Recently we had an issue with the Zato 2.0 in our production environment.
With a series of bulk enqueue of queue items using the HTTP channels on Zato and RabbitMQ as a Queue, the memory utilization on the machine hosting the Zato application has crossed 90% of utilization.
And approximately at the same time, we have seen the following logs in the Zato server.

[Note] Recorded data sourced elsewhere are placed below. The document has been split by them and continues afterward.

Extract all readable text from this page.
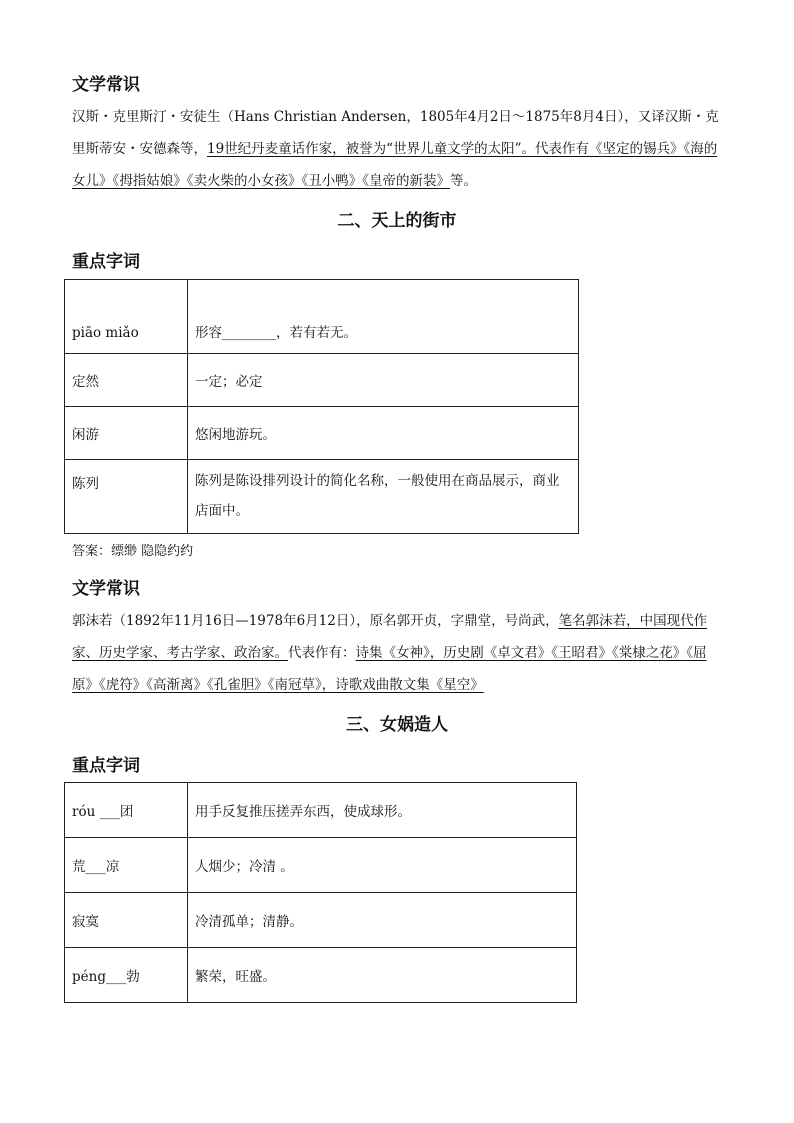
文学常识
汉斯・克里斯汀・安徒生（Hans Christian Andersen，1805年4月2日～1875年8月4日），又译汉斯・克里斯蒂安・安德森等，19世纪丹麦童话作家，被誉为“世界儿童文学的太阳”。代表作有《坚定的锡兵》《海的女儿》《拇指姑娘》《卖火柴的小女孩》《丑小鸭》《皇帝的新装》等。
二、天上的街市
重点字词
piāo miǎo	形容________，若有若无。
定然	一定；必定
闲游	悠闲地游玩。
陈列	陈列是陈设排列设计的简化名称，一般使用在商品展示，商业店面中。
答案：缥缈 隐隐约约
文学常识
郭沫若（1892年11月16日—1978年6月12日），原名郭开贞，字鼎堂，号尚武，笔名郭沫若，中国现代作家、历史学家、考古学家、政治家。代表作有：诗集《女神》，历史剧《卓文君》《王昭君》《棠棣之花》《屈原》《虎符》《高渐离》《孔雀胆》《南冠草》，诗歌戏曲散文集《星空》
三、女娲造人
重点字词
róu ___团	用手反复推压搓弄东西，使成球形。
荒___凉	人烟少；冷清 。
寂寞	冷清孤单；清静。
péng___勃	繁荣，旺盛。
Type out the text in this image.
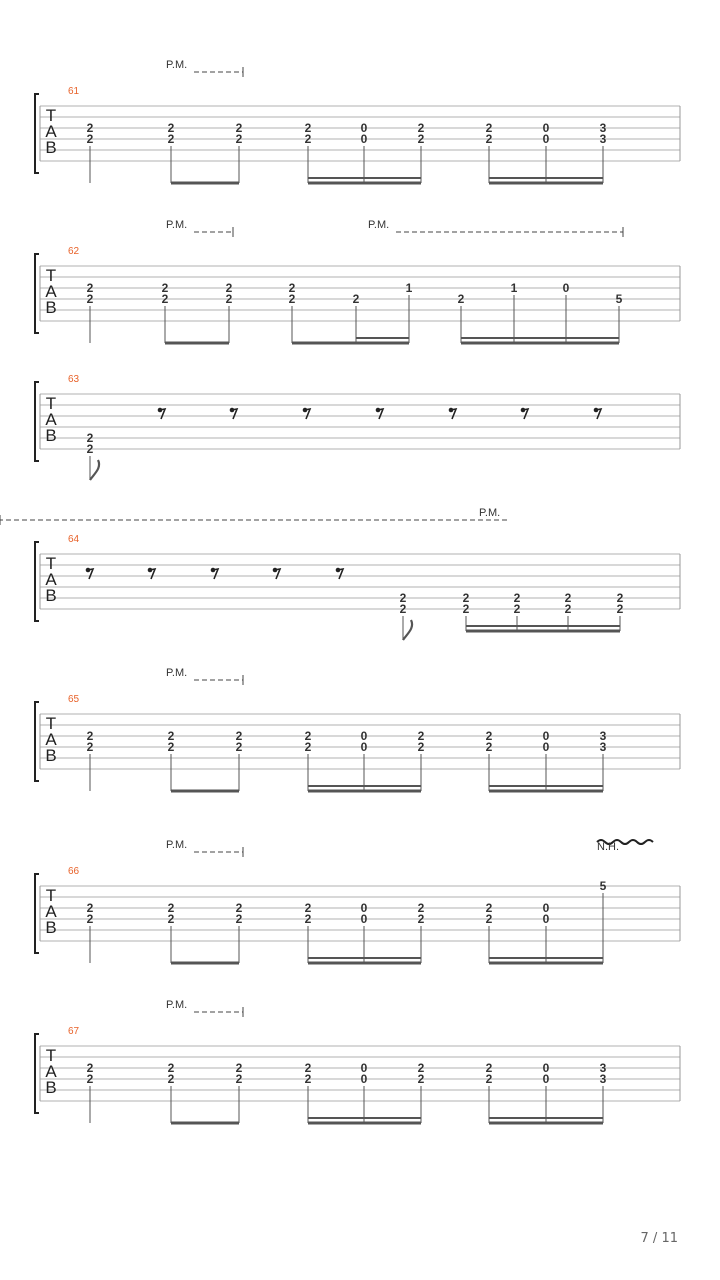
T
A
B
61
P.M.
2
2
2
2
2
2
2
2
0
0
2
2
2
2
0
0
3
3
T
A
B
62
P.M.	P.M.
2
2
2
2
2
2
2
2	2
1
2
1	0
5
T
A
B
63
2
2
T
A
B
64
P.M.
2
2
2
2
2
2
2
2
2
2
T
A
B
65
P.M.
2
2
2
2
2
2
2
2
0
0
2
2
2
2
0
0
3
3
T
A
B
66
P.M.	N.H.
2
2
2
2
2
2
2
2
0
0
2
2
2
2
0
0
5
T
A
B
67
P.M.
2
2
2
2
2
2
2
2
0
0
2
2
2
2
0
0
3
3
7 / 11
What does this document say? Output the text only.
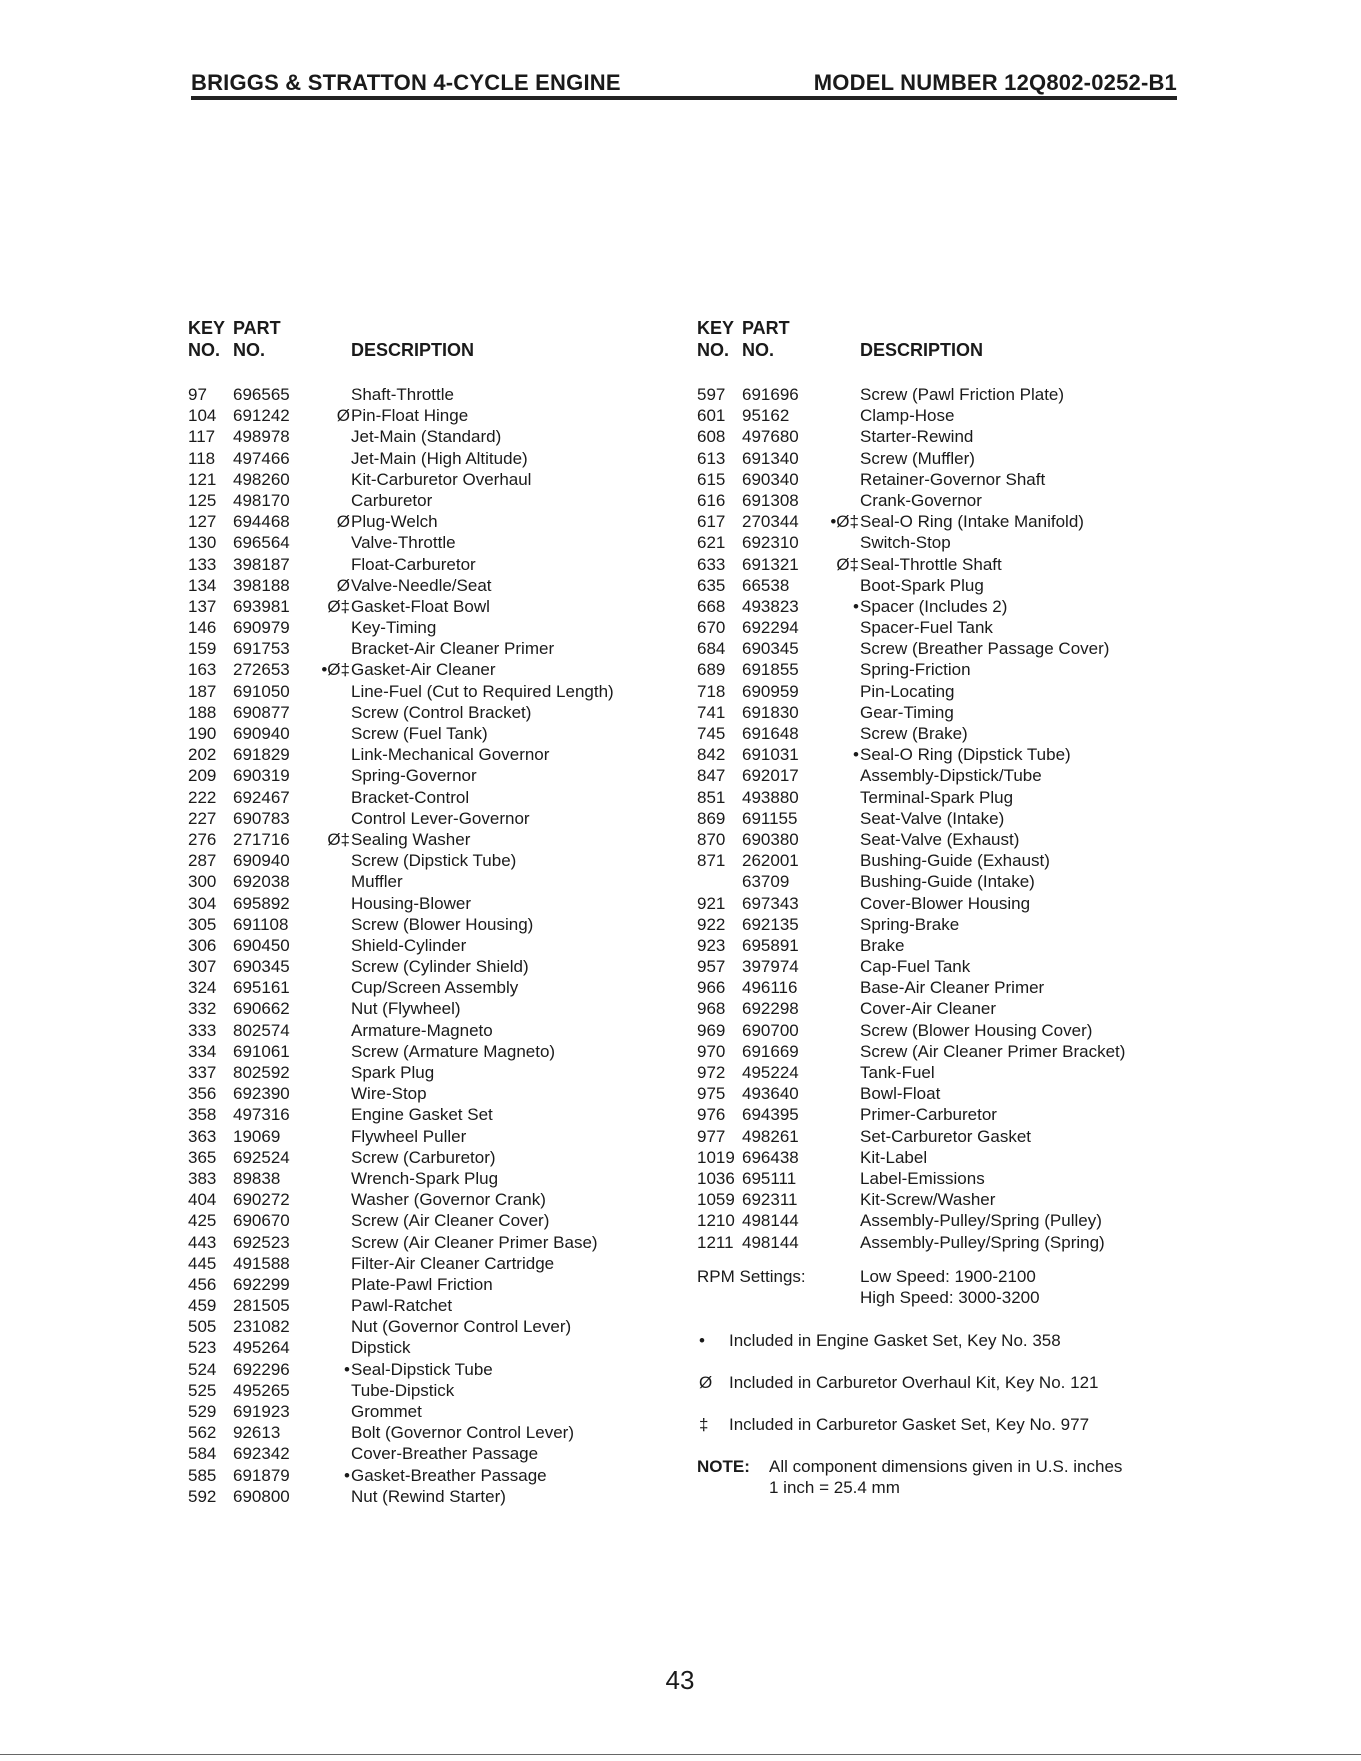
BRIGGS & STRATTON 4-CYCLE ENGINE	MODEL NUMBER 12Q802-0252-B1
KEY
NO.
PART
NO.	DESCRIPTION
97 696565	Shaft-Throttle
104 691242	Ø Pin-Float Hinge
117 498978	Jet-Main (Standard)
118 497466	Jet-Main (High Altitude)
121 498260	Kit-Carburetor Overhaul
125 498170	Carburetor
127 694468	Ø Plug-Welch
130 696564	Valve-Throttle
133 398187	Float-Carburetor
134 398188	Ø Valve-Needle/Seat
137 693981	Ø‡ Gasket-Float Bowl
146 690979	Key-Timing
159 691753	Bracket-Air Cleaner Primer
163 272653 •Ø‡ Gasket-Air Cleaner
187 691050	Line-Fuel (Cut to Required Length)
188 690877	Screw (Control Bracket)
190 690940	Screw (Fuel Tank)
202 691829	Link-Mechanical Governor
209 690319	Spring-Governor
222 692467	Bracket-Control
227 690783	Control Lever-Governor
276 271716	Ø‡ Sealing Washer
287 690940	Screw (Dipstick Tube)
300 692038	Muffler
304 695892	Housing-Blower
305 691108	Screw (Blower Housing)
306 690450	Shield-Cylinder
307 690345	Screw (Cylinder Shield)
324 695161	Cup/Screen Assembly
332 690662	Nut (Flywheel)
333 802574	Armature-Magneto
334 691061	Screw (Armature Magneto)
337 802592	Spark Plug
356 692390	Wire-Stop
358 497316	Engine Gasket Set
363 19069	Flywheel Puller
365 692524	Screw (Carburetor)
383 89838	Wrench-Spark Plug
404 690272	Washer (Governor Crank)
425 690670	Screw (Air Cleaner Cover)
443 692523	Screw (Air Cleaner Primer Base)
445 491588	Filter-Air Cleaner Cartridge
456 692299	Plate-Pawl Friction
459 281505	Pawl-Ratchet
505 231082	Nut (Governor Control Lever)
523 495264	Dipstick
524 692296	• Seal-Dipstick Tube
525 495265	Tube-Dipstick
529 691923	Grommet
562 92613	Bolt (Governor Control Lever)
584 692342	Cover-Breather Passage
585 691879	• Gasket-Breather Passage
592 690800	Nut (Rewind Starter)
KEY
NO.
PART
NO.	DESCRIPTION
597 691696	Screw (Pawl Friction Plate)
601 95162	Clamp-Hose
608 497680	Starter-Rewind
613 691340	Screw (Muffler)
615 690340	Retainer-Governor Shaft
616 691308	Crank-Governor
617 270344 •Ø‡ Seal-O Ring (Intake Manifold)
621 692310	Switch-Stop
633 691321	Ø‡ Seal-Throttle Shaft
635 66538	Boot-Spark Plug
668 493823	• Spacer (Includes 2)
670 692294	Spacer-Fuel Tank
684 690345	Screw (Breather Passage Cover)
689 691855	Spring-Friction
718 690959	Pin-Locating
741 691830	Gear-Timing
745 691648	Screw (Brake)
842 691031	• Seal-O Ring (Dipstick Tube)
847 692017	Assembly-Dipstick/Tube
851 493880	Terminal-Spark Plug
869 691155	Seat-Valve (Intake)
870 690380	Seat-Valve (Exhaust)
871 262001	Bushing-Guide (Exhaust)
63709	Bushing-Guide (Intake)
921 697343	Cover-Blower Housing
922 692135	Spring-Brake
923 695891	Brake
957 397974	Cap-Fuel Tank
966 496116	Base-Air Cleaner Primer
968 692298	Cover-Air Cleaner
969 690700	Screw (Blower Housing Cover)
970 691669	Screw (Air Cleaner Primer Bracket)
972 495224	Tank-Fuel
975 493640	Bowl-Float
976 694395	Primer-Carburetor
977 498261	Set-Carburetor Gasket
1019 696438	Kit-Label
1036 695111	Label-Emissions
1059 692311	Kit-Screw/Washer
1210 498144	Assembly-Pulley/Spring (Pulley)
1211 498144	Assembly-Pulley/Spring (Spring)
RPM Settings:	Low Speed: 1900-2100
High Speed: 3000-3200
• Included in Engine Gasket Set, Key No. 358
Ø Included in Carburetor Overhaul Kit, Key No. 121
‡ Included in Carburetor Gasket Set, Key No. 977
NOTE: All component dimensions given in U.S. inches
1 inch = 25.4 mm
43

2018-09-04 16:43:06,745 - e[1;33mCRITICALe[0m - 31140:Dummy-1 - gunicorn.main:167 - WORKER TIMEOUT (pid:31150)
2018-09-04 16:43:07,916 - e[1;33mCRITICALe[0m - 31140:Dummy-1 - gunicorn.main:167 - WORKER TIMEOUT (pid:31150)
2018-09-04 16:43:07,967 - e[1;33mCRITICALe[0m - 31140:Dummy-1 - gunicorn.main:167 - WORKER TIMEOUT (pid:31150)
2018-09-04 16:43:09,058 - e[1;37mINFOe[0m - 7381:Dummy-1 - gunicorn.main:22 - Booting worker with pid: 7381
Which basically says that the zato server was killed and rebooted by itself again. This log is followed by the sequence of logs which is basically to re-establish the outgoing connection pools.
The actual issue is after this incident, we observed that the Scheduler and the SQL Notification services have stopped working. Later this it forced us to restart the Zato on our production environment to make all the services up and running.
Scheduler - We could see no activity on the scheduler.log which made us realize that the schedule is not working.
SQL Notification - We couldn’t realize this until we analyse that data in the table records and realized that the service is not being invoked.
Is there any way that we can monitor/know that the SQL Notification service is running or not?
What could be the possible issue here? Is this a known issue with Zato 2.0? What could have been the possible resolution apart from restarting the Zato on the production environment?